Par contre, le traité de Versailles comprend la création de la Société des Nations avec l’ambition de fonder la paix sur le droit. Des hommes portent ce projet. Louis Loucheur, né à Roubaix, député du Nord et de nombreuses fois ministres, milite pour la constitution d’un cartel européen de l’acier, qui réunissent les sidérurgistes français et allemands. Il est aussi le négociateur avec Walter Rathenau des réparations dues par l’Allemagne.
Très actif au Bureau international du Travail (B.I.T.), Jean Lebas, maire de Roubaix et héros de la résistance pendant la guerre 14-18, participe à la rédaction des recommandations de l’O.I.T. sur la durée du travail, le travail des femmes et des enfants… Dirigé par Albert Thomas, le B.I.T. défend l’idée que la paix ne peut être fondée que sur la justice sociale.

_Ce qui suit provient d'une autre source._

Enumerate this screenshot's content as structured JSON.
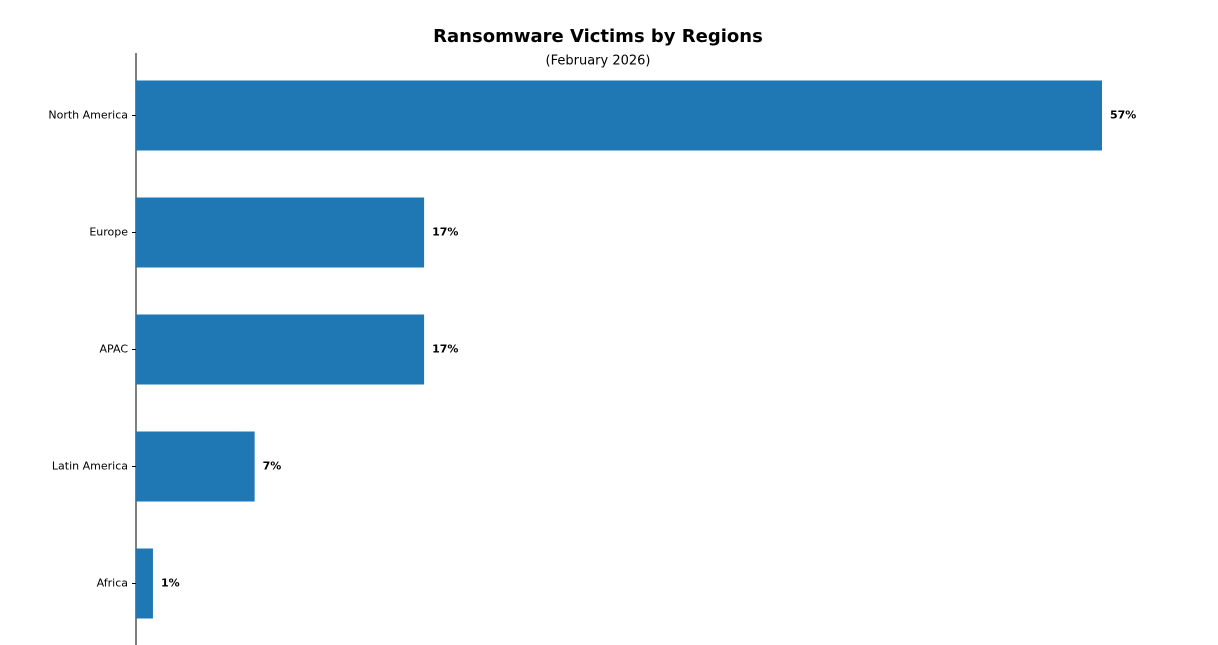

René Cassin, professeur à la faculté de droit de Lille de 1919 à 1929, est l’inspirateur de la loi de 1919 qui crée un droit à pension pour les invalides de guerre. Il milite au sein de l’O.I.T. pour l’appareillage des invalides de guerre et crée la première association internationale d’anciens combattants, qui réunit des combattants des deux camps, en associant Allemands et Autrichiens.